Our molecular analysis of the full repertoire of extracellular vesicles (EV) shed into the resident tumor
interstitial fluid (IF) in vivo yielded a rich set of information about the functional state of mitochondria
within the tumor cells, and the host cells. Within tumor IF, and within the culture media of cancer cells
undergoing oxidative stress, we identified an EV-packaged full set of mitochondria molecules
comprising the peripheral fission pinched-off segment of the mitochondrial organelle. It has recently
been found that peripheral mitophagy fission, regulated by mitochondrial fission 1 protein (FIS1), is a
key essential regulator of mitophagy, distinct from mid-zone mitochondria biogenesis. We also found
that mitophagy inducer PTEN induced kinase 1 (PINK1) cleavage status (full length versus cleaved),
is prominently reflected in the set of mitochondrial proteins exported within IF EVs, and may constitute
a new quantitative measurement tool to monitor the real-time state of tumor intracellular mitophagy.

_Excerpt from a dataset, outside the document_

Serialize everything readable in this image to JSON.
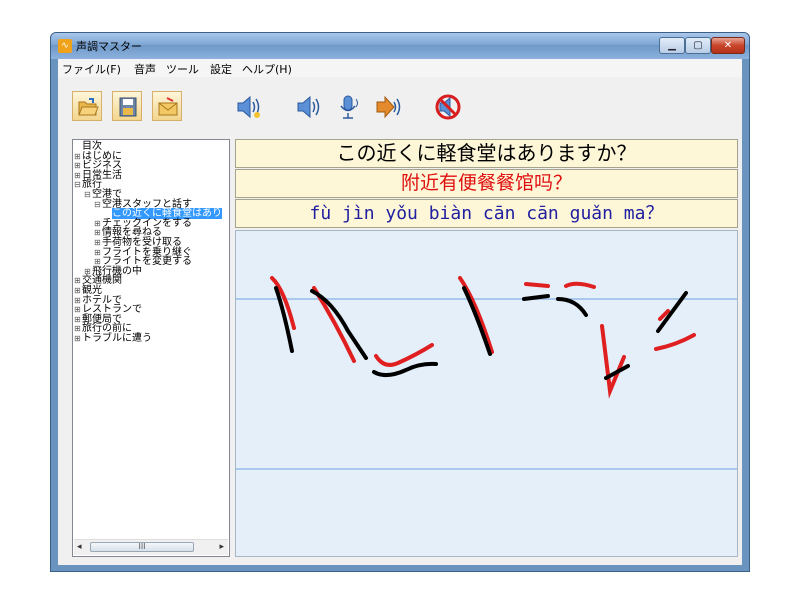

Our findings raise important mechanistic questions, that we will explore in the Aims. Under Aim 1 we
will test the hypothesis that peripheral fission secretory mitophagy is induced by high mitophagy
demands that overwhelm lysosomal engulfment, and explore if secretory mitophagy is distinct from
secretory autophagy within the murine 4T1 and human MDA-MB-231 triple negative breast cancer
cell lines. Under Aim 2 we will test the hypothesis that the ratio of full length to cleaved PINK1 is
elevated (mitochondria damage sensor) within the exported murine syngeneic breast tumor IF EVs,
following treatment with mitophagy inducers Mito-CP and Rapamycin. The outcome is new
understanding of the importance of secretory mitophagy that can constitute an important therapeutic
target, and a new clinically relevant means of monitoring the in vivo cancer state of mitophagic flux.